Summer Cleanse Program
I’ve designed a vegan protein detoxification shake called CLEAR that can work easily into your lifestyle whether you are at home or on the go. Below I’ve outlined how to do the program…
Mix CLEAR with purified water. You can add ½ cup berries as long as they are organic.
Have another shake and you can add large servings of organic vegetables with the exception of “Nightshade Vegetables” (remember they can cause inflammation). Additionally, no corn or peas since they are very starchy and will not help if you are trying to lose weight. Don’t be afraid to use healthy oils such as olive oil or flaxseed oil. They will actually lubricate the system and aid in the elimination process.
This is the meal that you don’t have to use the shake. Organic chicken, turkey, or wild-caught fish should be your main protein. Just watch eating tuna more than once per week due to the high mercury content. Shrimp, lobster, crab and shellfish may contain sulfites and should be avoided. In fact, any shellfish is general could be a problem so leave it alone for the time being. Lean cuts of lamb or beef are okay once per week (preferably grass-fed and organic). Vegetarians can eat beans or lentils that have been soaked overnight. Pour out the water and rinse before cooking.
Every meal including dinner should have sufficient amounts of organic vegetables either drizzled in oil or steamed. The same rules apply to when you eat them at lunchtime.
What about starches and grains with meals?
Non-gluten containing grains such as quinoa, brown rice, wild rice, or amaranth can go with any meal. Butternut squash makes a great side too. Yet if you are doing this program to lose weight in addition to eliminate food sensitivities, make sure to eat grains or any starch in modest amounts and early in the day.
When to reintroduce foods back into the diet:
For the summer cleanse, the first few days of eliminating most of the foods you are addicted to will most likely be rough. It’s normal to have cravings, feel a little tired, perhaps even experience a break out. That all can be part of the detoxification process.
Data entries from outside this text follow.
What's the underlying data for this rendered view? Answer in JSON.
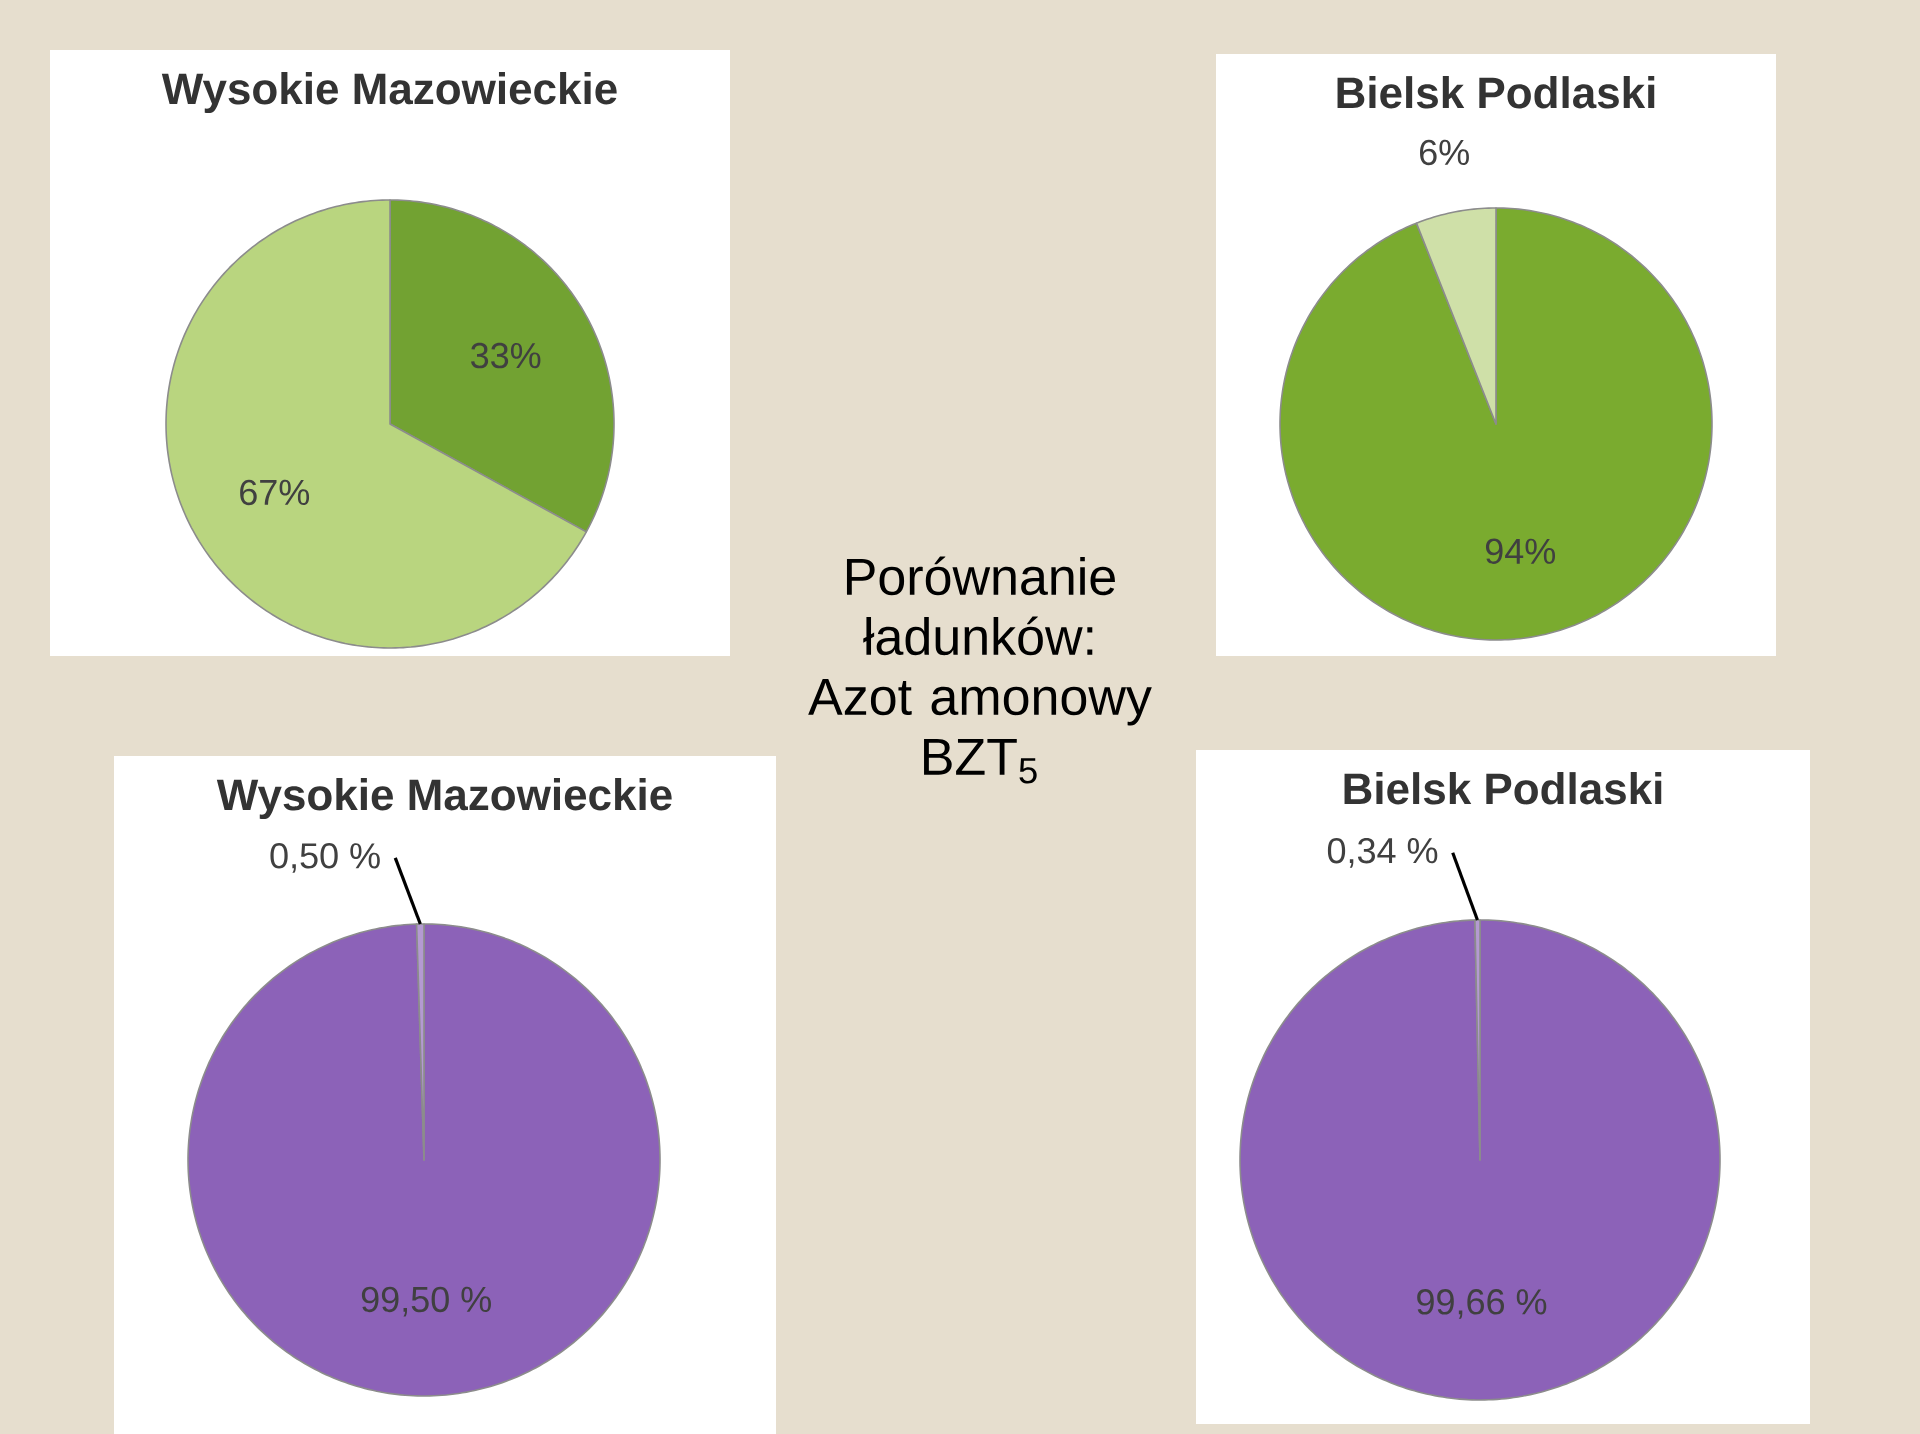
{
  "chart_data": [
    {
      "type": "pie",
      "title": "Wysokie Mazowieckie",
      "categories": [
        null,
        null
      ],
      "values": [
        33,
        67
      ],
      "colors": [
        "#72a232",
        "#b9d57f"
      ],
      "value_labels": [
        "33%",
        "67%"
      ]
    },
    {
      "type": "pie",
      "title": "Bielsk Podlaski",
      "categories": [
        null,
        null
      ],
      "values": [
        94,
        6
      ],
      "colors": [
        "#7aab2f",
        "#cfe0a8"
      ],
      "value_labels": [
        "94%",
        "6%"
      ]
    },
    {
      "type": "pie",
      "title": "Wysokie Mazowieckie",
      "categories": [
        null,
        null
      ],
      "values": [
        99.5,
        0.5
      ],
      "colors": [
        "#8c62b8",
        "#b49ad2"
      ],
      "value_labels": [
        "99,50 %",
        "0,50 %"
      ]
    },
    {
      "type": "pie",
      "title": "Bielsk Podlaski",
      "categories": [
        null,
        null
      ],
      "values": [
        99.66,
        0.34
      ],
      "colors": [
        "#8c62b8",
        "#b49ad2"
      ],
      "value_labels": [
        "99,66 %",
        "0,34 %"
      ]
    },
    {
      "type": "other",
      "title": "Porównanie ładunków: Azot amonowy BZT$_{5}$"
    }
  ]
}
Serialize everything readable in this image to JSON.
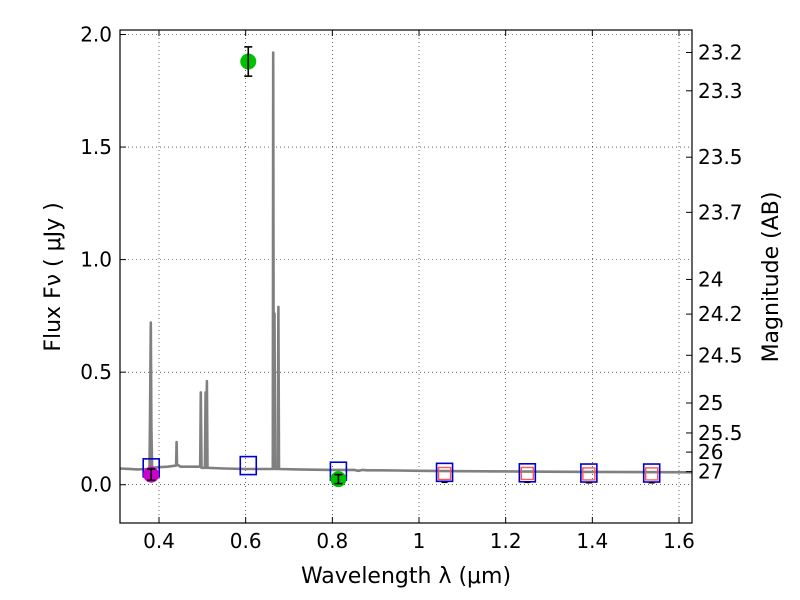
{
  "chart_data": {
    "type": "scatter",
    "xlabel": "Wavelength  λ (μm)",
    "ylabel": "Flux  Fν  ( μJy )",
    "ylabel_right": "Magnitude (AB)",
    "xlim": [
      0.31,
      1.63
    ],
    "ylim": [
      -0.17,
      2.02
    ],
    "grid": true,
    "x_ticks": [
      {
        "value": 0.4,
        "label": "0.4"
      },
      {
        "value": 0.6,
        "label": "0.6"
      },
      {
        "value": 0.8,
        "label": "0.8"
      },
      {
        "value": 1.0,
        "label": "1"
      },
      {
        "value": 1.2,
        "label": "1.2"
      },
      {
        "value": 1.4,
        "label": "1.4"
      },
      {
        "value": 1.6,
        "label": "1.6"
      }
    ],
    "y_ticks": [
      {
        "value": 0.0,
        "label": "0.0"
      },
      {
        "value": 0.5,
        "label": "0.5"
      },
      {
        "value": 1.0,
        "label": "1.0"
      },
      {
        "value": 1.5,
        "label": "1.5"
      },
      {
        "value": 2.0,
        "label": "2.0"
      }
    ],
    "magnitude_ticks": [
      {
        "flux": 1.92,
        "label": "23.2"
      },
      {
        "flux": 1.75,
        "label": "23.3"
      },
      {
        "flux": 1.455,
        "label": "23.5"
      },
      {
        "flux": 1.21,
        "label": "23.7"
      },
      {
        "flux": 0.912,
        "label": "24"
      },
      {
        "flux": 0.758,
        "label": "24.2"
      },
      {
        "flux": 0.575,
        "label": "24.5"
      },
      {
        "flux": 0.363,
        "label": "25"
      },
      {
        "flux": 0.23,
        "label": "25.5"
      },
      {
        "flux": 0.145,
        "label": "26"
      },
      {
        "flux": 0.058,
        "label": "27"
      }
    ],
    "colors": {
      "spectrum": "#808080",
      "model_box": "#0000cc",
      "detection_green": "#00c000",
      "detection_magenta": "#cc00cc",
      "upper_limit_red": "#ff5555",
      "error_bar": "#000000"
    },
    "spectrum": [
      [
        0.31,
        0.072
      ],
      [
        0.35,
        0.068
      ],
      [
        0.378,
        0.07
      ],
      [
        0.3795,
        0.34
      ],
      [
        0.381,
        0.72
      ],
      [
        0.3825,
        0.25
      ],
      [
        0.384,
        0.075
      ],
      [
        0.4,
        0.078
      ],
      [
        0.42,
        0.08
      ],
      [
        0.4395,
        0.085
      ],
      [
        0.4405,
        0.19
      ],
      [
        0.4415,
        0.09
      ],
      [
        0.45,
        0.08
      ],
      [
        0.48,
        0.08
      ],
      [
        0.495,
        0.08
      ],
      [
        0.4965,
        0.41
      ],
      [
        0.498,
        0.075
      ],
      [
        0.506,
        0.075
      ],
      [
        0.5075,
        0.41
      ],
      [
        0.509,
        0.075
      ],
      [
        0.5105,
        0.46
      ],
      [
        0.512,
        0.075
      ],
      [
        0.55,
        0.072
      ],
      [
        0.6,
        0.07
      ],
      [
        0.65,
        0.07
      ],
      [
        0.66,
        0.07
      ],
      [
        0.6625,
        0.07
      ],
      [
        0.6635,
        1.92
      ],
      [
        0.665,
        0.1
      ],
      [
        0.6665,
        0.76
      ],
      [
        0.668,
        0.07
      ],
      [
        0.674,
        0.07
      ],
      [
        0.6755,
        0.79
      ],
      [
        0.677,
        0.07
      ],
      [
        0.72,
        0.068
      ],
      [
        0.8,
        0.066
      ],
      [
        0.85,
        0.066
      ],
      [
        0.86,
        0.062
      ],
      [
        0.87,
        0.066
      ],
      [
        0.88,
        0.064
      ],
      [
        0.9,
        0.064
      ],
      [
        0.95,
        0.063
      ],
      [
        1.0,
        0.062
      ],
      [
        1.1,
        0.06
      ],
      [
        1.2,
        0.059
      ],
      [
        1.3,
        0.058
      ],
      [
        1.4,
        0.057
      ],
      [
        1.5,
        0.056
      ],
      [
        1.63,
        0.055
      ]
    ],
    "model_boxes": [
      {
        "x": 0.382,
        "y": 0.075
      },
      {
        "x": 0.606,
        "y": 0.085
      },
      {
        "x": 0.814,
        "y": 0.06
      },
      {
        "x": 1.059,
        "y": 0.055
      },
      {
        "x": 1.25,
        "y": 0.053
      },
      {
        "x": 1.392,
        "y": 0.052
      },
      {
        "x": 1.537,
        "y": 0.052
      }
    ],
    "detections": [
      {
        "x": 0.606,
        "y": 1.88,
        "err": 0.065,
        "color": "detection_green"
      },
      {
        "x": 0.814,
        "y": 0.025,
        "err": 0.02,
        "color": "detection_green"
      },
      {
        "x": 0.382,
        "y": 0.045,
        "err": 0.025,
        "color": "detection_magenta"
      }
    ],
    "upper_limits": [
      {
        "x": 1.059,
        "y": 0.05
      },
      {
        "x": 1.25,
        "y": 0.05
      },
      {
        "x": 1.392,
        "y": 0.048
      },
      {
        "x": 1.537,
        "y": 0.048
      }
    ]
  }
}
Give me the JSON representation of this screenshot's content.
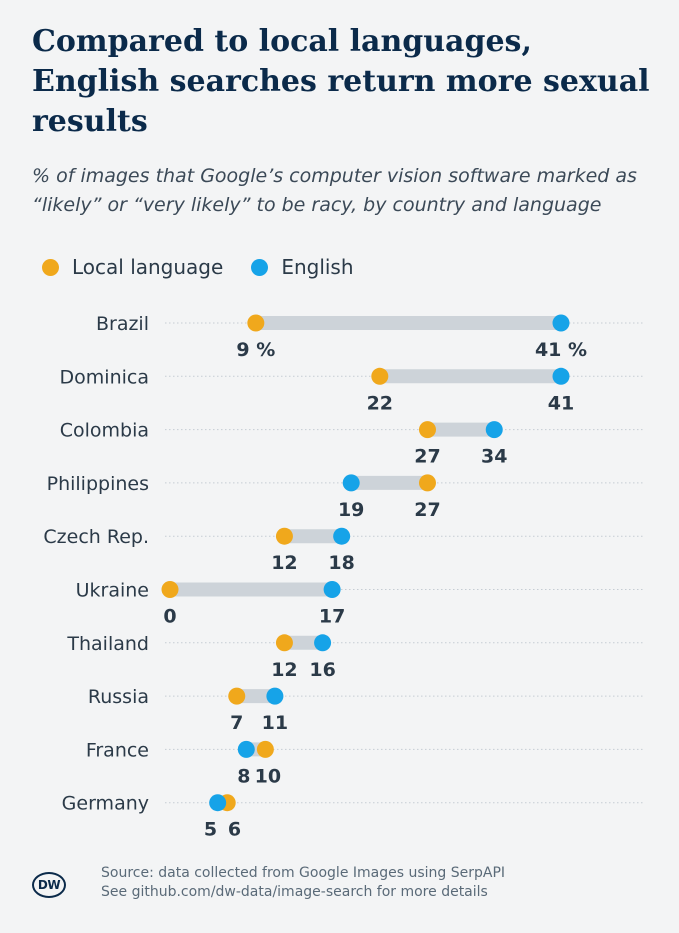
{
  "title": "Compared to local languages, English searches return more sexual results",
  "subtitle": "% of images that Google’s computer vision software marked as “likely” or “very likely” to be racy, by country and language",
  "legend": {
    "local": "Local language",
    "english": "English"
  },
  "colors": {
    "local": "#f0a81c",
    "english": "#16a3e8",
    "bar": "#cdd3d9"
  },
  "chart_data": {
    "type": "dumbbell",
    "unit": "%",
    "series": [
      {
        "name": "Local language"
      },
      {
        "name": "English"
      }
    ],
    "rows": [
      {
        "country": "Brazil",
        "local": 9,
        "english": 41,
        "local_label": "9 %",
        "english_label": "41 %"
      },
      {
        "country": "Dominica",
        "local": 22,
        "english": 41,
        "local_label": "22",
        "english_label": "41"
      },
      {
        "country": "Colombia",
        "local": 27,
        "english": 34,
        "local_label": "27",
        "english_label": "34"
      },
      {
        "country": "Philippines",
        "local": 27,
        "english": 19,
        "local_label": "27",
        "english_label": "19"
      },
      {
        "country": "Czech Rep.",
        "local": 12,
        "english": 18,
        "local_label": "12",
        "english_label": "18"
      },
      {
        "country": "Ukraine",
        "local": 0,
        "english": 17,
        "local_label": "0",
        "english_label": "17"
      },
      {
        "country": "Thailand",
        "local": 12,
        "english": 16,
        "local_label": "12",
        "english_label": "16"
      },
      {
        "country": "Russia",
        "local": 7,
        "english": 11,
        "local_label": "7",
        "english_label": "11"
      },
      {
        "country": "France",
        "local": 10,
        "english": 8,
        "local_label": "10",
        "english_label": "8"
      },
      {
        "country": "Germany",
        "local": 6,
        "english": 5,
        "local_label": "6",
        "english_label": "5"
      }
    ],
    "xlim": [
      0,
      41
    ]
  },
  "footer": {
    "logo": "DW",
    "source_line1": "Source: data collected from Google Images using SerpAPI",
    "source_line2": "See github.com/dw-data/image-search for more details"
  }
}
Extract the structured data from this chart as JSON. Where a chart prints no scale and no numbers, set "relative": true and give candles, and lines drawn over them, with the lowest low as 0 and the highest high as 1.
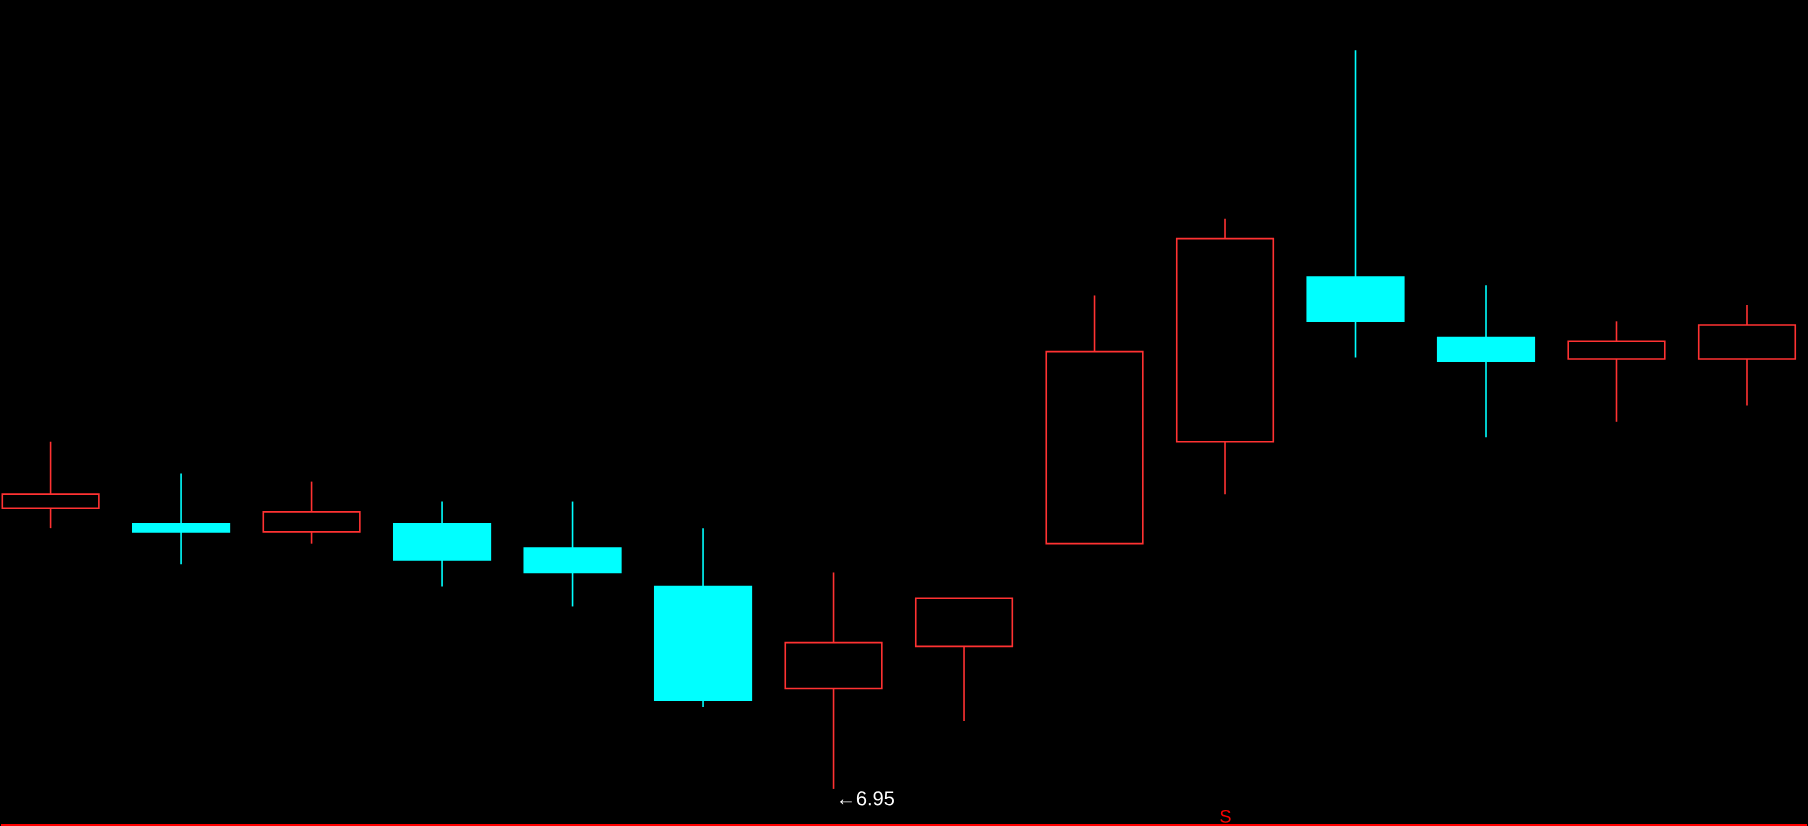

After a week, most people feel more energized, have better digestion, their skin clears up, headaches come on less frequently and they just look better. The body gets a break from being inflamed and, as a result, weight loss can even occur.
Since it’s not realistic to stay on a restricted program for a prolonged period of time, you will eventually start reintroducing foods back in the diet. The best way to do this is to start a journal. Do each food one by one. Don’t just go back to your old ways and add everything back all at once since you won’t know what is making you sensitive if you have a reaction. For the first week you may reintroduce eggs. If you feel okay with them, week two you may decide to bring back yogurt. Then week three you may want to have some tomatoes (which are part of the nightshade family) with your eggs. If at that point you feel sensitive, you can then determine that the tomatoes are bothering you and not the eggs so much. Keep doing this slowly and work to be in tune with your body.
For long-term prevention:
As a lifestyle, it’s best to add variety to your meals. If you are susceptible to food intolerance and eat the same foods every day, it’s likely you will develop a sensitivity to them – even if they are healthy. The way to prevent reactions is by rotating your foods. If you like oatmeal for breakfast, then have it two days in a row a week and then no oatmeal again for the next four days. The same rotation method goes for eating chicken at lunch or salmon at dinner. Having these “off” days in-between can help you tolerate foods that were once troublesome. Yet if you continue to eat them daily, your issues may arise again.
Get creative with your meal planning and even seek out a nutritionist if you need some guidance along the way. It takes some preparation and planning ahead, but with the right maintenance you can continue to feel great and keep the weight off.